The first four steps stop you overbuying from here on; they do nothing for cash already frozen. Clear anything past 120 days back into cash and redeploy it into proven fast movers.

Why this never gets done#

The reason most small businesses never run these numbers is not that the math is hard. It is that the numbers are not tracked, or they sit scattered across a spreadsheet, your point of sale, and your accounting, so pulling turnover or a reorder point for even one product is hours of digging. So it never gets done, and the cash stays stuck on the shelf. It is one of the clearest signs a business has outgrown spreadsheets.

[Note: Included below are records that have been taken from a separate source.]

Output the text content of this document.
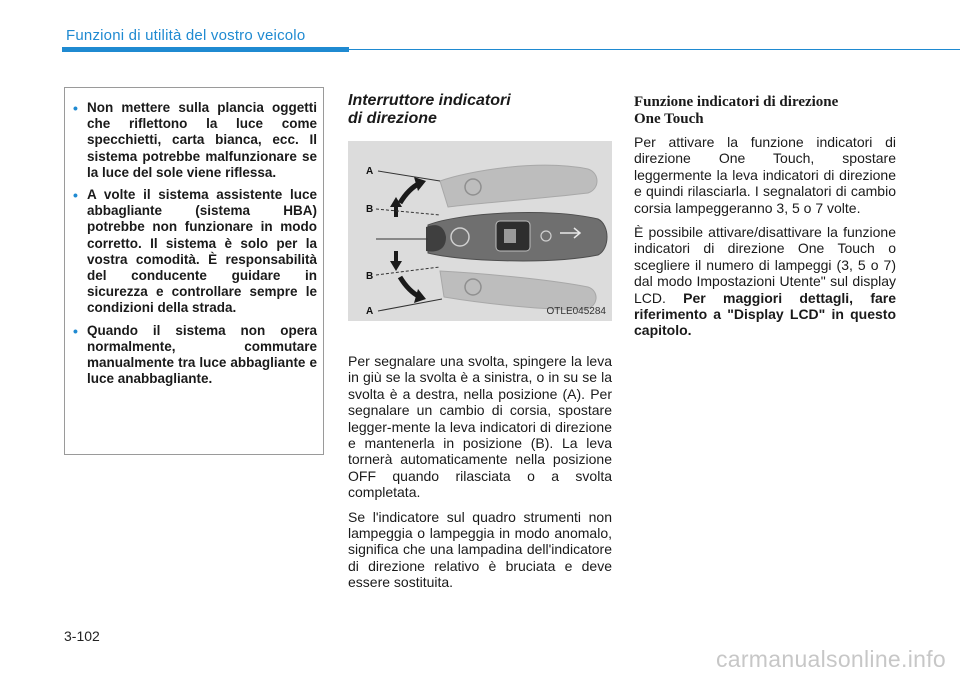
Funzioni di utilità del vostro veicolo
• Non mettere sulla plancia oggetti che riflettono la luce come specchietti, carta bianca, ecc. Il sistema potrebbe malfunzionare se la luce del sole viene riflessa.
• A volte il sistema assistente luce abbagliante (sistema HBA) potrebbe non funzionare in modo corretto. Il sistema è solo per la vostra comodità. È responsabilità del conducente guidare in sicurezza e controllare sempre le condizioni della strada.
• Quando il sistema non opera normalmente, commutare manualmente tra luce abbagliante e luce anabbagliante.

Interruttore indicatori
di direzione

A
B
B
A	OTLE045284

Per segnalare una svolta, spingere la leva in giù se la svolta è a sinistra, o in su se la svolta è a destra, nella posizione (A). Per segnalare un cambio di corsia, spostare legger-mente la leva indicatori di direzione e mantenerla in posizione (B). La leva tornerà automaticamente nella posizione OFF quando rilasciata o a svolta completata.

Se l'indicatore sul quadro strumenti non lampeggia o lampeggia in modo anomalo, significa che una lampadina dell'indicatore di direzione relativo è bruciata e deve essere sostituita.

Funzione indicatori di direzione
One Touch

Per attivare la funzione indicatori di direzione One Touch, spostare leggermente la leva indicatori di direzione e quindi rilasciarla. I segnalatori di cambio corsia lampeggeranno 3, 5 o 7 volte.

È possibile attivare/disattivare la funzione indicatori di direzione One Touch o scegliere il numero di lampeggi (3, 5 o 7) dal modo Impostazioni Utente" sul display LCD. Per maggiori dettagli, fare riferimento a "Display LCD" in questo capitolo.

3-102
carmanualsonline.info
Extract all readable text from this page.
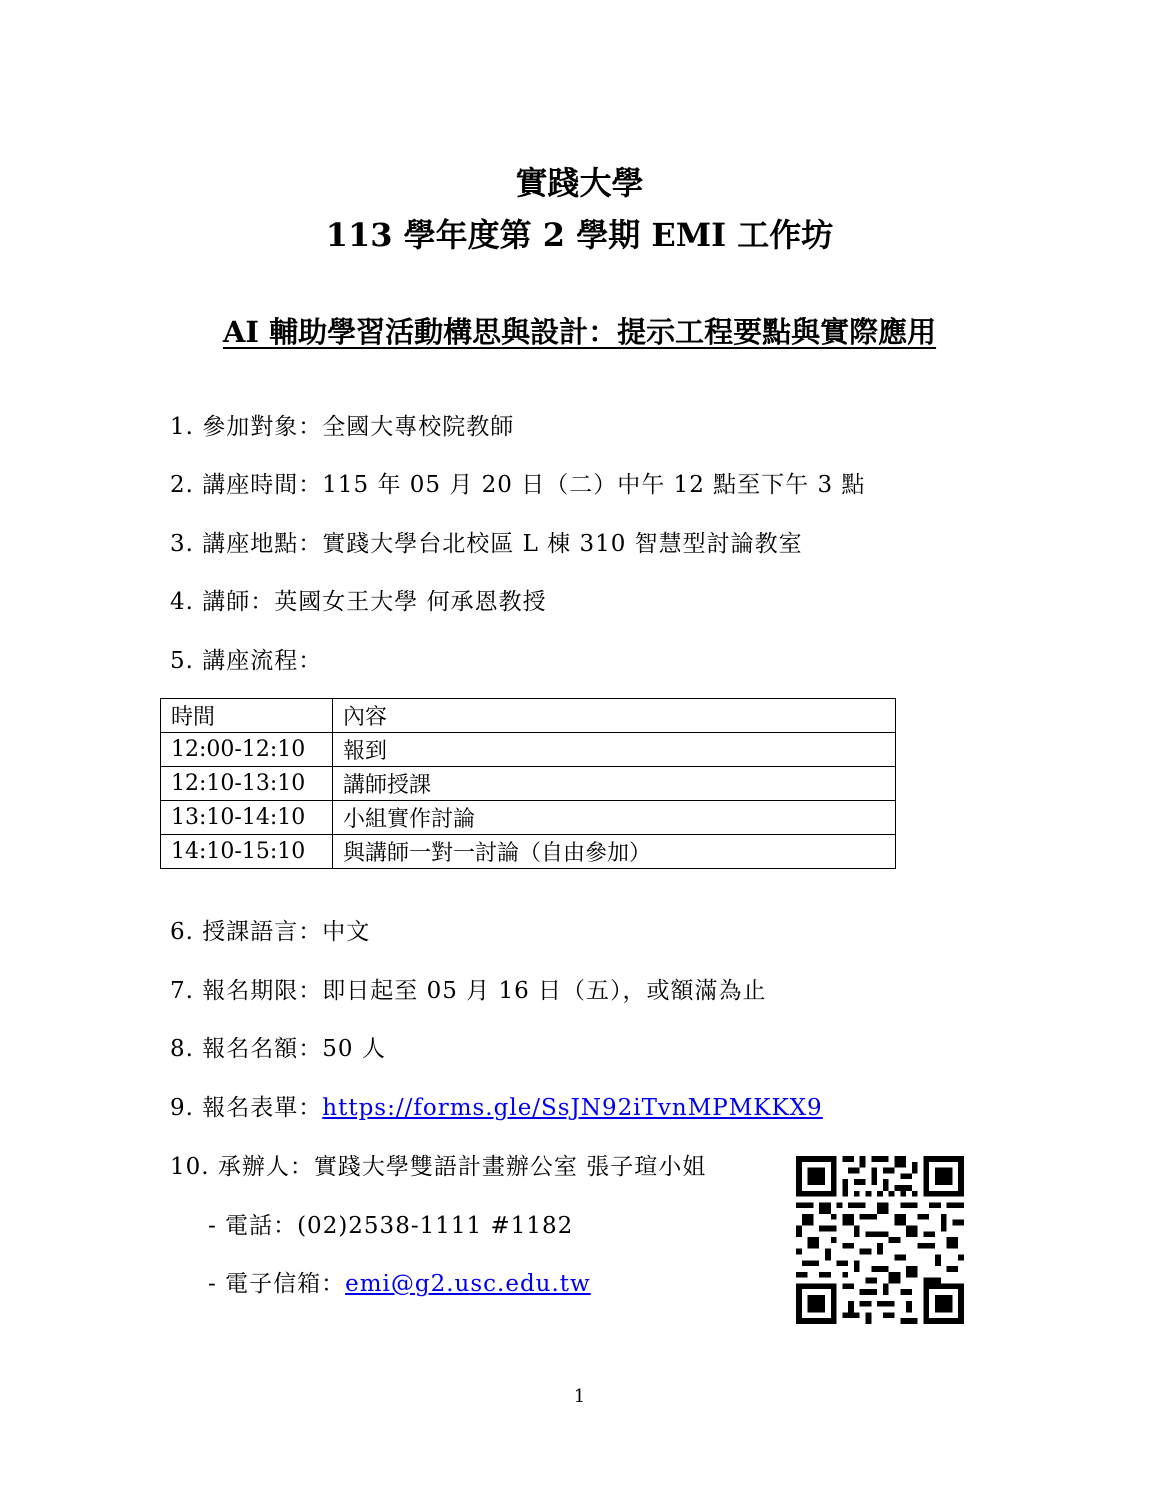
實踐大學
113 學年度第 2 學期 EMI 工作坊
AI 輔助學習活動構思與設計：提示工程要點與實際應用
1. 參加對象：全國大專校院教師
2. 講座時間：115 年 05 月 20 日（二）中午 12 點至下午 3 點
3. 講座地點：實踐大學台北校區 L 棟 310 智慧型討論教室
4. 講師：英國女王大學 何承恩教授
5. 講座流程：
時間	內容
12:00-12:10	報到
12:10-13:10	講師授課
13:10-14:10	小組實作討論
14:10-15:10	與講師一對一討論（自由參加）
6. 授課語言：中文
7. 報名期限：即日起至 05 月 16 日（五），或額滿為止
8. 報名名額：50 人
9. 報名表單：https://forms.gle/SsJN92iTvnMPMKKX9
10. 承辦人：實踐大學雙語計畫辦公室 張子瑄小姐
- 電話：(02)2538-1111 #1182
- 電子信箱：emi@g2.usc.edu.tw
1
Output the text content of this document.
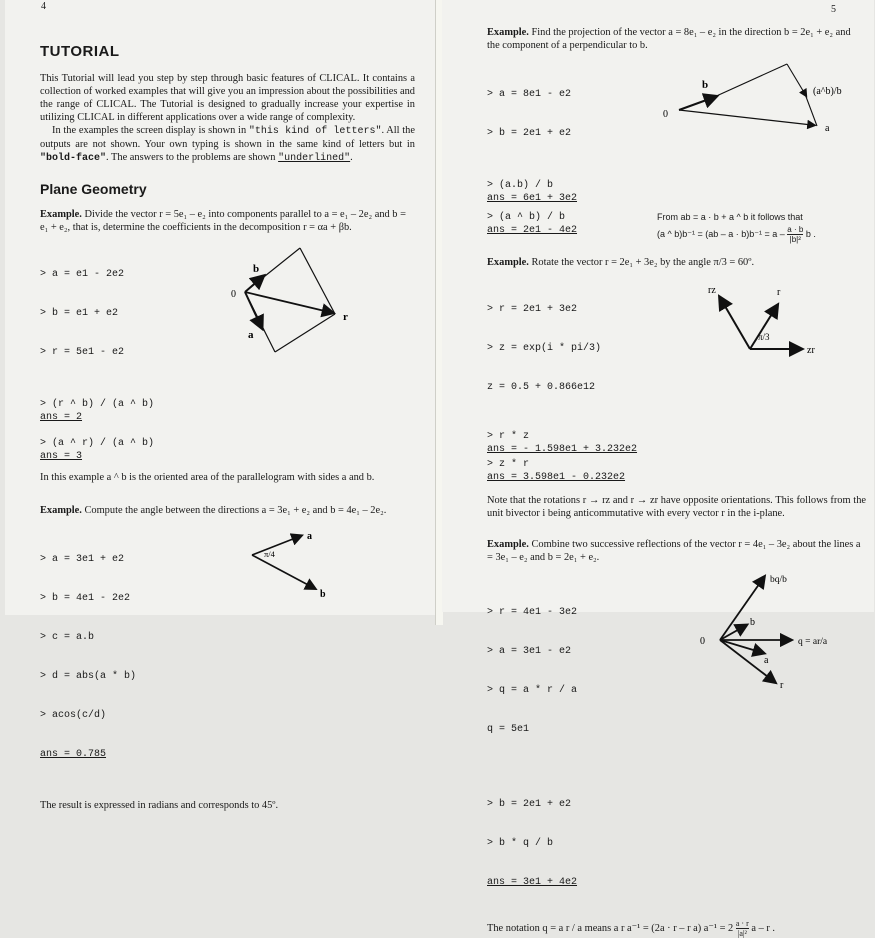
4
TUTORIAL
This Tutorial will lead you step by step through basic features of CLICAL. It contains a collection of worked examples that will give you an impression about the possibilities and the range of CLICAL. The Tutorial is designed to gradually increase your expertise in utilizing CLICAL in different applications over a wide range of complexity.
In the examples the screen display is shown in "this kind of letters". All the outputs are not shown. Your own typing is shown in the same kind of letters but in "bold-face". The answers to the problems are shown "underlined".
Plane Geometry
Example. Divide the vector r = 5e₁ – e₂ into components parallel to a = e₁ – 2e₂ and b = e₁ + e₂, that is, determine the coefficients in the decomposition r = αa + βb.

> a = e1 - 2e2

> b = e1 + e2

> r = 5e1 - e2

> (r ^ b) / (a ^ b)
ans = 2
> (a ^ r) / (a ^ b)
ans = 3
0
b
a
r
In this example a ^ b is the oriented area of the parallelogram with sides a and b.
Example. Compute the angle between the directions a = 3e₁ + e₂ and b = 4e₁ – 2e₂.

> a = 3e1 + e2

> b = 4e1 - 2e2

> c = a.b

> d = abs(a * b)

> acos(c/d)

ans = 0.785

a
b
π/4
The result is expressed in radians and corresponds to 45º.
5
Example. Find the projection of the vector a = 8e₁ – e₂ in the direction b = 2e₁ + e₂ and the component of a perpendicular to b.

> a = 8e1 - e2

> b = 2e1 + e2

> (a.b) / b
ans = 6e1 + 3e2
0
b
a
(a^b)/b
> (a ^ b) / b
ans = 2e1 - 4e2
From ab = a · b + a ^ b it follows that
(a ^ $b)b^{-1} = (ab - a \cdot b)b^{-1} = a - \frac{a \cdot b}{\text{|b|²}}$ b .
Example. Rotate the vector r = 2e₁ + 3e₂ by the angle π/3 = 60º.

> r = 2e1 + 3e2

> z = exp(i * pi/3)

z = 0.5 + 0.866e12

> r * z
ans = - 1.598e1 + 3.232e2
> z * r
ans = 3.598e1 - 0.232e2
rz	r
zr
π/3
Note that the rotations r → rz and r → zr have opposite orientations. This follows from the unit bivector i being anticommutative with every vector r in the i-plane.
Example. Combine two successive reflections of the vector r = 4e₁ – 3e₂ about the lines a = 3e₁ – e₂ and b = 2e₁ + e₂.

> r = 4e1 - 3e2

> a = 3e1 - e2

> q = a * r / a

q = 5e1

> b = 2e1 + e2

> b * q / b

ans = 3e1 + 4e2

0
bq/b
b
q = ar/a
a
r
The notation q = a r / a means a r a⁻¹ = (2a · r – r a) $a^{-1} = 2 \frac{a \cdot r}{\text{|a|²}}$ a – r .
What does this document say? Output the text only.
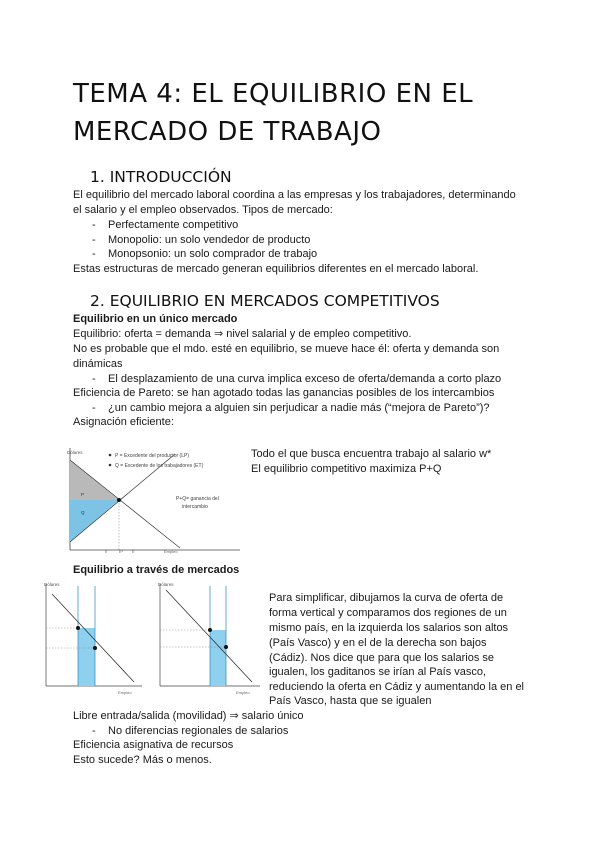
TEMA 4: EL EQUILIBRIO EN EL
MERCADO DE TRABAJO
1. INTRODUCCIÓN
El equilibrio del mercado laboral coordina a las empresas y los trabajadores, determinando
el salario y el empleo observados. Tipos de mercado:
- Perfectamente competitivo
- Monopolio: un solo vendedor de producto
- Monopsonio: un solo comprador de trabajo
Estas estructuras de mercado generan equilibrios diferentes en el mercado laboral.
2. EQUILIBRIO EN MERCADOS COMPETITIVOS
Equilibrio en un único mercado
Equilibrio: oferta = demanda ⇒ nivel salarial y de empleo competitivo.
No es probable que el mdo. esté en equilibrio, se mueve hace él: oferta y demanda son
dinámicas
- El desplazamiento de una curva implica exceso de oferta/demanda a corto plazo
Eficiencia de Pareto: se han agotado todas las ganancias posibles de los intercambios
- ¿un cambio mejora a alguien sin perjudicar a nadie más (“mejora de Pareto”)?
Asignación eficiente:
Dólares
P = Excedente del productor (LP)
Q = Excedente de los trabajadores (ET)
P
Q
P+Q= ganancia del
intercambio
E	E* E	Empleo
Todo el que busca encuentra trabajo al salario w*
El equilibrio competitivo maximiza P+Q
Equilibrio a través de mercados
Dólares
Empleo
Dólares
Empleo
Para simplificar, dibujamos la curva de oferta de
forma vertical y comparamos dos regiones de un
mismo país, en la izquierda los salarios son altos
(País Vasco) y en el de la derecha son bajos
(Cádiz). Nos dice que para que los salarios se
igualen, los gaditanos se irían al País vasco,
reduciendo la oferta en Cádiz y aumentando la en el
País Vasco, hasta que se igualen
Libre entrada/salida (movilidad) ⇒ salario único
- No diferencias regionales de salarios
Eficiencia asignativa de recursos
Esto sucede? Más o menos.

That is exactly the gap we are building BizPro-Vision to close: sales, purchasing, inventory, and accounting in one platform, so the numbers behind every one of these steps are tracked, accurate, and always in front of you. We're launching soon, so join the waitlist and lock in 50% off your first year when we open.

Frequently asked questions

How much inventory should a small business hold?+

There is no universal number. A practical target is the least stock that still lets you sell without stocking out. Measure it with inventory turnover (a healthy range is often 4 to 6 turns a year for small retailers) and set a per-product reorder point so each item carries only what its own demand and lead time require.

What is a healthy inventory turnover ratio?+

For many small retailers 4 to 6 turns a year is healthy, which is roughly 60 to 90 days of stock on hand. Fast-moving categories like fashion often run 8 or higher, while higher-cost categories like furniture or electronics run lower. A turnover around 2, or carrying 120-plus days of stock, signals your cash is stuck.

How do I calculate a reorder point?+

Reorder point = (average daily sales x lead time in days) + safety stock. For example, a product that sells 10 units a day from a supplier with a 14-day lead time and a 7-day safety buffer has a reorder point of (10 x 14) + (10 x 7) = 210 units. When stock drops to 210, you reorder.

Why is my business profitable but always short on cash?+

Often because cash is frozen in inventory. Buying stock does not reduce your profit, but it does leave your bank account, so two stores with identical sales can have very different cash positions depending on how much inventory they carry. Inventory turnover surfaces the gap your profit-and-loss statement hides.